3. Criminal Prosecution

Plaintiff also alleges a constitutional violation arising out of the charges filed against him for harassment, unlawful imprisonment, and trespass. The undisputed evidence in the record is that Ellingsen did not file any charges against Plaintiff. Ellingsen similarly was not involved in Plaintiff's arrest. Accordingly, any claims against Ellingsen arising out of his arrest and prosecution are dismissed.

4. Res Judicata

Lastly, Ellingson moves to dismiss the claims against him on grounds of res judicata.

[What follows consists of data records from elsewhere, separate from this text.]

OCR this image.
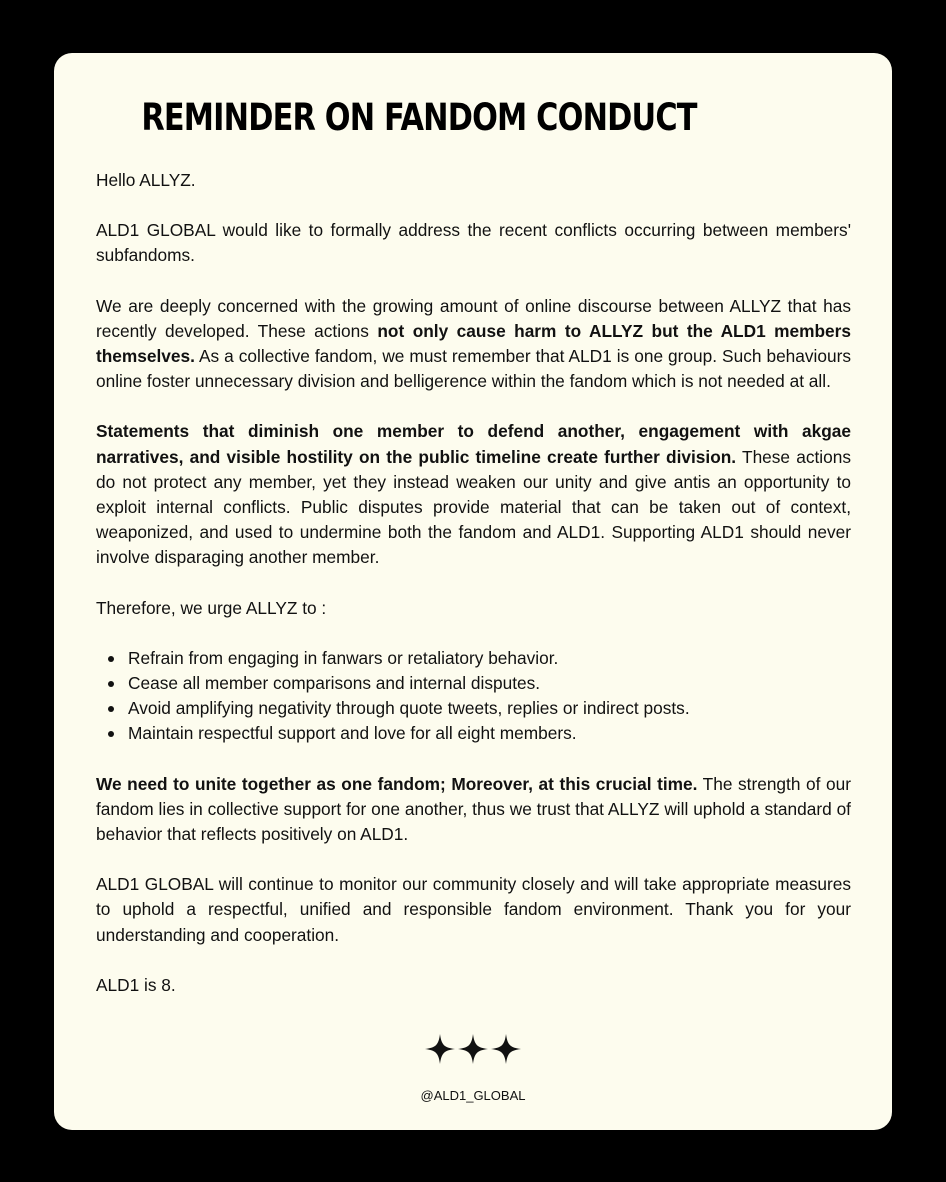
REMINDER ON FANDOM CONDUCT

Hello ALLYZ.

ALD1 GLOBAL would like to formally address the recent conflicts occurring between members' subfandoms.

We are deeply concerned with the growing amount of online discourse between ALLYZ that has recently developed. These actions not only cause harm to ALLYZ but the ALD1 members themselves. As a collective fandom, we must remember that ALD1 is one group. Such behaviours online foster unnecessary division and belligerence within the fandom which is not needed at all.

Statements that diminish one member to defend another, engagement with akgae narratives, and visible hostility on the public timeline create further division. These actions do not protect any member, yet they instead weaken our unity and give antis an opportunity to exploit internal conflicts. Public disputes provide material that can be taken out of context, weaponized, and used to undermine both the fandom and ALD1. Supporting ALD1 should never involve disparaging another member.

Therefore, we urge ALLYZ to :

Refrain from engaging in fanwars or retaliatory behavior.
Cease all member comparisons and internal disputes.
Avoid amplifying negativity through quote tweets, replies or indirect posts.
Maintain respectful support and love for all eight members.

We need to unite together as one fandom; Moreover, at this crucial time. The strength of our fandom lies in collective support for one another, thus we trust that ALLYZ will uphold a standard of behavior that reflects positively on ALD1.

ALD1 GLOBAL will continue to monitor our community closely and will take appropriate measures to uphold a respectful, unified and responsible fandom environment. Thank you for your understanding and cooperation.

ALD1 is 8.

@ALD1_GLOBAL
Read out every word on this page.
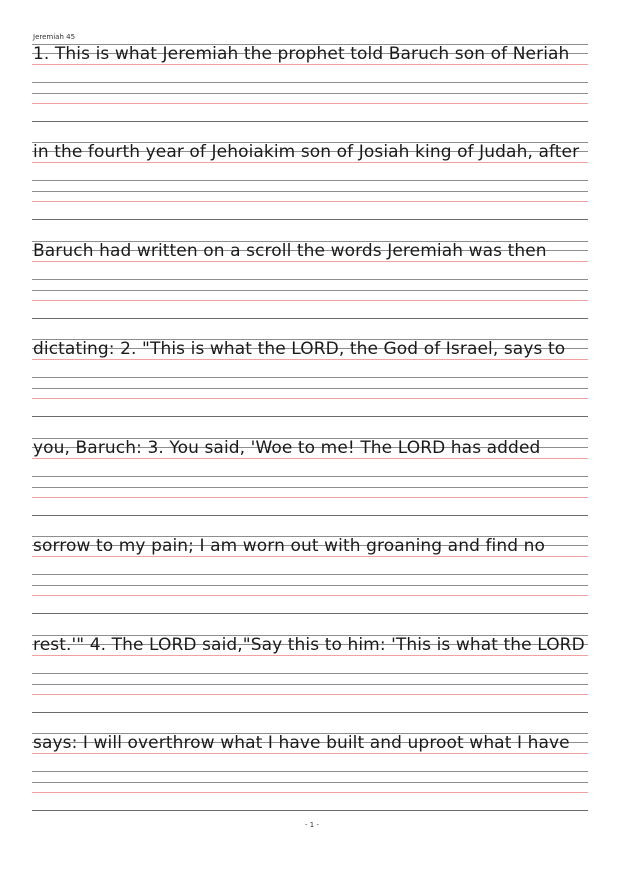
Jeremiah 45
1. This is what Jeremiah the prophet told Baruch son of Neriah
in the fourth year of Jehoiakim son of Josiah king of Judah, after
Baruch had written on a scroll the words Jeremiah was then
dictating: 2. "This is what the LORD, the God of Israel, says to
you, Baruch: 3. You said, 'Woe to me! The LORD has added
sorrow to my pain; I am worn out with groaning and find no
rest.'" 4. The LORD said,"Say this to him: 'This is what the LORD
says: I will overthrow what I have built and uproot what I have
- 1 -
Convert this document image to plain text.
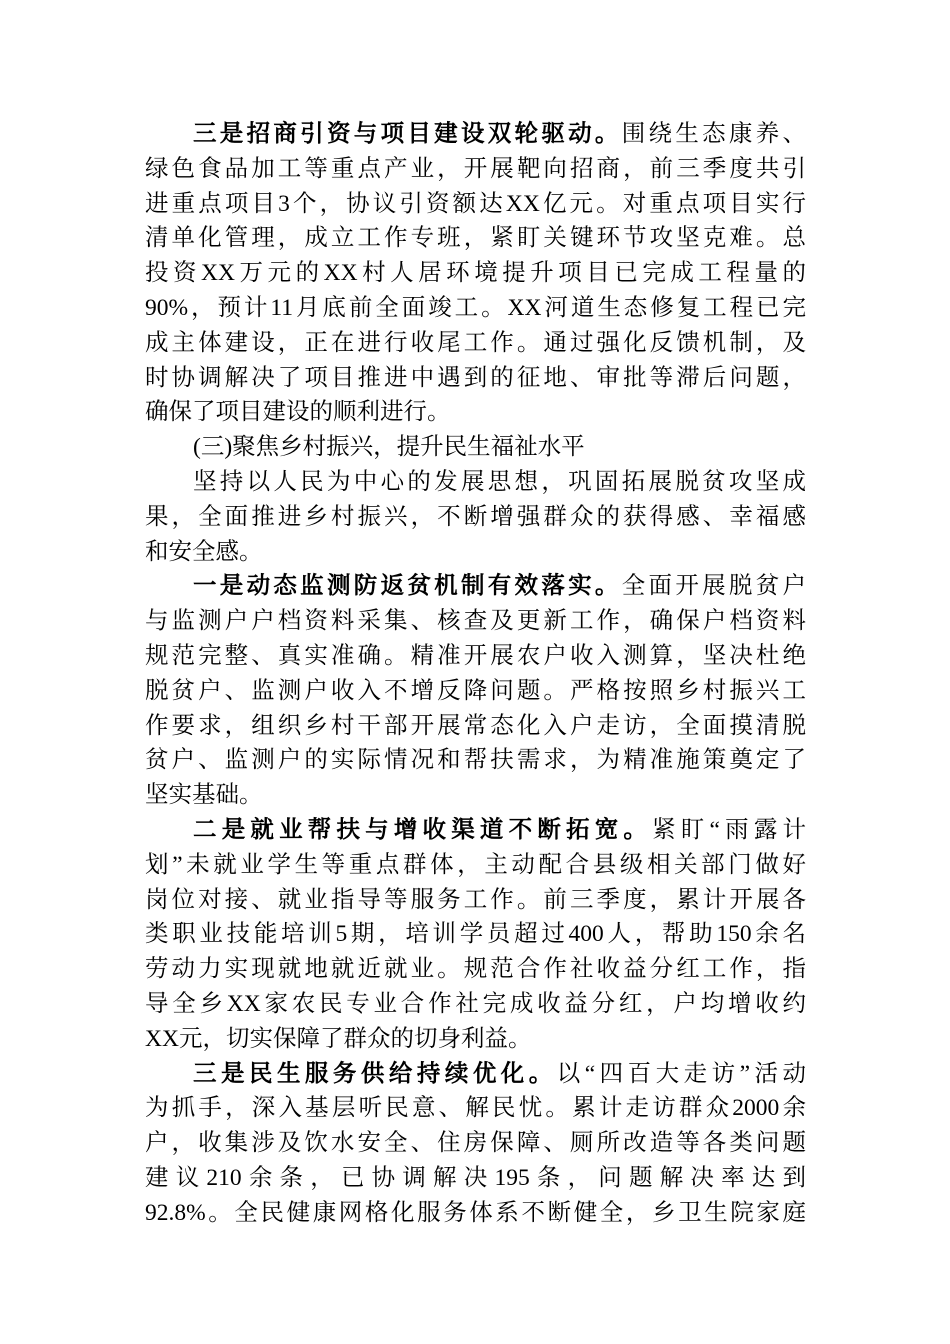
三是招商引资与项目建设双轮驱动。围绕生态康养、
绿色食品加工等重点产业，开展靶向招商，前三季度共引
进重点项目3个，协议引资额达XX亿元。对重点项目实行
清单化管理，成立工作专班，紧盯关键环节攻坚克难。总
投资XX万元的XX村人居环境提升项目已完成工程量的
90%，预计11月底前全面竣工。XX河道生态修复工程已完
成主体建设，正在进行收尾工作。通过强化反馈机制，及
时协调解决了项目推进中遇到的征地、审批等滞后问题，
确保了项目建设的顺利进行。
(三)聚焦乡村振兴，提升民生福祉水平
坚持以人民为中心的发展思想，巩固拓展脱贫攻坚成
果，全面推进乡村振兴，不断增强群众的获得感、幸福感
和安全感。
一是动态监测防返贫机制有效落实。全面开展脱贫户
与监测户户档资料采集、核查及更新工作，确保户档资料
规范完整、真实准确。精准开展农户收入测算，坚决杜绝
脱贫户、监测户收入不增反降问题。严格按照乡村振兴工
作要求，组织乡村干部开展常态化入户走访，全面摸清脱
贫户、监测户的实际情况和帮扶需求，为精准施策奠定了
坚实基础。
二是就业帮扶与增收渠道不断拓宽。紧盯“雨露计
划”未就业学生等重点群体，主动配合县级相关部门做好
岗位对接、就业指导等服务工作。前三季度，累计开展各
类职业技能培训5期，培训学员超过400人，帮助150余名
劳动力实现就地就近就业。规范合作社收益分红工作，指
导全乡XX家农民专业合作社完成收益分红，户均增收约
XX元，切实保障了群众的切身利益。
三是民生服务供给持续优化。以“四百大走访”活动
为抓手，深入基层听民意、解民忧。累计走访群众2000余
户，收集涉及饮水安全、住房保障、厕所改造等各类问题
建议210余条，已协调解决195条，问题解决率达到
92.8%。全民健康网格化服务体系不断健全，乡卫生院家庭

Plaintiff commenced an action against Ellingson in state court sounding in malicious prosecution. That claim was dismissed. There being no viable malicious prosecution claim in this case, the dismissal of the state case is irrelevant to the sole claim that remains pending before this Court.


For the foregoing reasons: (1) Defendant Bell's motion for summary judgment is GRANTED IN ITS ENTIRETY and the Amended Complaint is DISMISSED as to him; (2) Defendant County of Chenango's motion for summary judgment is GRANTED IN ITS ENTIRETY and the Amended Complaint is DISMISSED as to it; and (3) Defendant Ellingson's motion for summary judgment is GRANTED as to all claims EXCEPT for Plaintiff's claim concerning the unlawful deprivation of Plaintiff's property.

The parties are hereby directed to appear at the United States Courthouse in Binghamton, New York on Friday, February 13, 2009 at 10:30 a.m. for a pre-trial conference. Persons with full settlement authority shall be present at the pre-trial conference. All pre-trial papers must be submitted on or before February 11, 2009.